Over 330-thousand people (and counting) will not be going home to their families ever again in the U.S, and 2 million worldwide due to covid. Blame who you want, but some countries figured it out early during this pandemic. Except one, they too were democracies. There were some people I had to leave behind, while one has emerged. The reasons are not relevant to this tale.  One good thing did happen, I communicate daily with my kids, Stephen, Nina, Dorenda, Mom and numerous others. Most importantly though, I’ve learned to listen more.

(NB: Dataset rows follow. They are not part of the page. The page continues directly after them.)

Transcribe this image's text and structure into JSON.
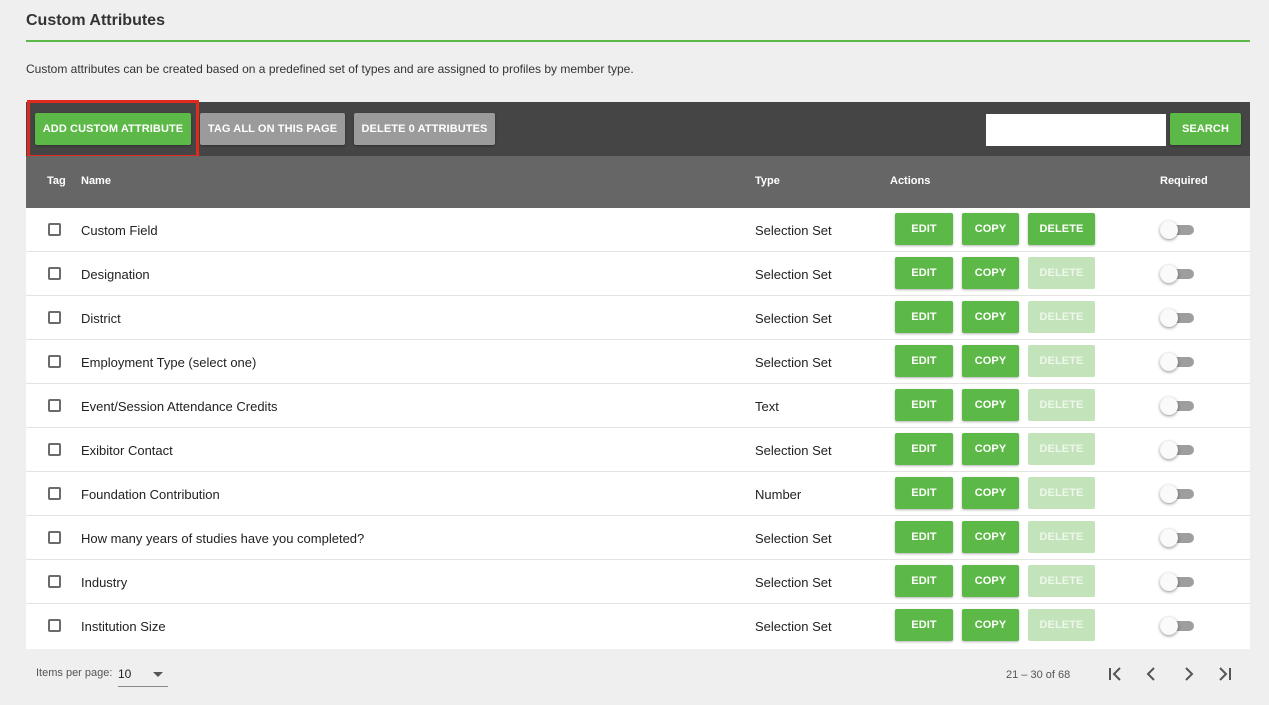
{
  "page": {
    "title": "Custom Attributes",
    "description": "Custom attributes can be created based on a predefined set of types and are assigned to profiles by member type."
  },
  "toolbar": {
    "add_label": "ADD CUSTOM ATTRIBUTE",
    "tag_all_label": "TAG ALL ON THIS PAGE",
    "delete_label": "DELETE 0 ATTRIBUTES",
    "search_value": "",
    "search_label": "SEARCH"
  },
  "table": {
    "headers": {
      "tag": "Tag",
      "name": "Name",
      "type": "Type",
      "actions": "Actions",
      "required": "Required"
    },
    "action_labels": {
      "edit": "EDIT",
      "copy": "COPY",
      "delete": "DELETE"
    },
    "rows": [
      {
        "name": "Custom Field",
        "type": "Selection Set",
        "tagged": false,
        "delete_enabled": true,
        "required": false
      },
      {
        "name": "Designation",
        "type": "Selection Set",
        "tagged": false,
        "delete_enabled": false,
        "required": false
      },
      {
        "name": "District",
        "type": "Selection Set",
        "tagged": false,
        "delete_enabled": false,
        "required": false
      },
      {
        "name": "Employment Type (select one)",
        "type": "Selection Set",
        "tagged": false,
        "delete_enabled": false,
        "required": false
      },
      {
        "name": "Event/Session Attendance Credits",
        "type": "Text",
        "tagged": false,
        "delete_enabled": false,
        "required": false
      },
      {
        "name": "Exibitor Contact",
        "type": "Selection Set",
        "tagged": false,
        "delete_enabled": false,
        "required": false
      },
      {
        "name": "Foundation Contribution",
        "type": "Number",
        "tagged": false,
        "delete_enabled": false,
        "required": false
      },
      {
        "name": "How many years of studies have you completed?",
        "type": "Selection Set",
        "tagged": false,
        "delete_enabled": false,
        "required": false
      },
      {
        "name": "Industry",
        "type": "Selection Set",
        "tagged": false,
        "delete_enabled": false,
        "required": false
      },
      {
        "name": "Institution Size",
        "type": "Selection Set",
        "tagged": false,
        "delete_enabled": false,
        "required": false
      }
    ]
  },
  "paginator": {
    "items_per_page_label": "Items per page:",
    "items_per_page": "10",
    "range_label": "21 – 30 of 68",
    "icons": [
      "first-page-icon",
      "previous-page-icon",
      "next-page-icon",
      "last-page-icon"
    ]
  },
  "colors": {
    "accent_green": "#5cb947",
    "toolbar_bg": "#454545",
    "header_bg": "#666666",
    "highlight_red": "#e02a1f",
    "disabled_green": "#c3e3bb"
  }
}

During months of silence and solitude, I could often hear the voices of my elders. Those moments when I could see Grandma Jones with an ash laden cigarette seemingly defying gravity while she ran a Saturday beauty salon, with Big Daddy calling out her nickname “Shug” as he watched the Dodgers on TV. Or, Granny riding herd over 4 grandchildren and a niece while catching 60+ fish, along the York River (that was the old version of daycare). Papa Jones (my great grandfather), quietly sitting on the porch watching his legacy play nearby in the vast open fields around his home. Daddy Major, the only man other than my Dad who I ever called my hero. He was, like my dad is “legendary.” And who could forget Nanny (my great grandmother), and her 900 pound cat named “snowball.” 50 years later, and I’m still afraid of cats. Those moments will never be forgotten. As I write this, I’m preparing to observe Christmas alone, as it is far too dangerous for me to be near my aging parents, or my kids whose mom courageously donated a kidney to her husband. I will honor my late brother-in-law Keith Godwin with a dish he taught me to prepare on the smoker, decades ago while living in Orlando. Still, I harken back to another time when we kids all ate Christmas breakfast in Granny’s kitchen (1960’s-70’s), while the adults were in the dining room. Daddy Major, giving a 18 minute blessing (where he seemingly quoted entire books of the Bible) while cousins Keith and Kevin tried tickling me so I’d laugh out loud and get in trouble. The best of times, surely.

It’s odd that in the midst of my despair so many months ago, I most remember the sound of late evening storms. Coming full circle, the roaring storms of an approaching cold front have returned to Katy tonight. Back then, I was isolated and alone. Now resolve, strength and faith are my beacons. Still, thankful for the journey. I did manage to see my children once this year and I am so very thankful for that.  The current rumble of thunder and lightning flashes seem odd for this time of year. But as I’ve always said, “all storms end.” God willing, I will see you in 2021.

Glenn, “The Accidental Tourist.”

Afterthoughts

Writing the book “Five Years of an Accidental Tourist” is now in its’ 3rd year. Hopefully, back to adventures of meeting people and exploring cultures around the world in 2021 and beyond. This was a tough year to write, as the journey was more about exploring my mind than distant destinations.

ps- Don’t forget to tell someone you love them, it might make their day. My love travels across the country to my parents, my kids Glenn Jr. & Maddie, Ren & Ronnie, nephews, cousins on both coasts, Sonia Azad, the Blakes, the Davis family, Nina, Tabb, and sprinkled friends all over the United States. Thank you for allowing me to be family, and a friend.